Dead Dolphin ashore May 2016

Dead Dolphin ashore May 2016

Wednesday, 15 May 2013

Stoney ground.

If you was to position yourself on the high water tide line on Margate main sands in line with Godden's gap on Margate seafront. Then take 200 paces towards the sea you would be standing directly over some  very interesting layers of local sea side history. However between  you and this layer of history there is layers of golden sand. Pictured on the left is what the ground would look like if that sand was to suddenly wash away like it has done occasionally over the past three years. This photograph taken during the winter of 2012  is a perfect example of the clay bed that lays under the sand and when the sand washes down to clay.
As in the photograph the surface is littered with everything solid from the upper layers including as much historical evidence you can pick up.
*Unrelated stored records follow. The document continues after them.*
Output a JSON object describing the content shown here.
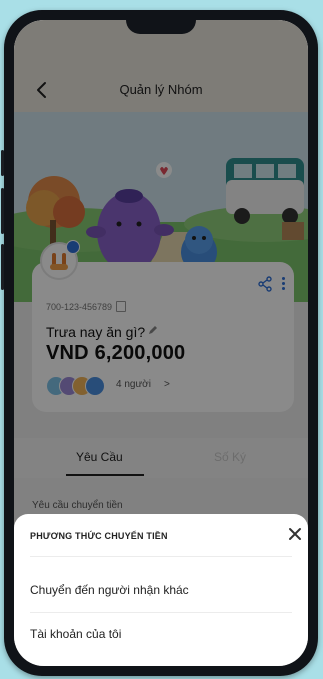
{
  "header": {
    "title": "Quản lý Nhóm"
  },
  "group": {
    "account_number": "700-123-456789",
    "name": "Trưa nay ăn gì?",
    "balance": "VND 6,200,000",
    "member_count": "4 người",
    "member_chevron": ">"
  },
  "tabs": [
    {
      "label": "Yêu Cầu",
      "active": true
    },
    {
      "label": "Số Ký",
      "active": false
    }
  ],
  "below": {
    "row_label": "Yêu cầu chuyển tiền"
  },
  "transfer_sheet": {
    "title": "PHƯƠNG THỨC CHUYỂN TIỀN",
    "close_label": "✕",
    "options": [
      {
        "label": "Chuyển đến người nhận khác"
      },
      {
        "label": "Tài khoản của tôi"
      }
    ]
  },
  "colors": {
    "background": "#a9dfe7",
    "accent_blue": "#2f6fd6",
    "overlay": "rgba(0,0,0,0.46)"
  }
}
Most of the finds do tend to be from the golden age of Victorian and Edwardian sea side tourism that spanned from the late 1880's up until the outbreak of the First World War. Typical finds would be broken clay pipe stems and bowls, remains of earthenware ginger beer bottles or even a complete one.Then there are shards from broken plates of which many are patterned or carry logo's from catering outlets and steamer companies.The glass that can be found from small pieces to almost complete bottles is also interesting as samples of every type of design of bottle from that era can be found, many local and a great deal from London. In each case every item is in some stage of breaking down in the environment that will turn the item into a small beach pebble.
On the 26th May I will be having a mini exhibition of finds and photographs taken during the Margate sea defence works at the Monkton nature reserve open day. This will also include many of the small items that will be hands on that I have featured over the past year.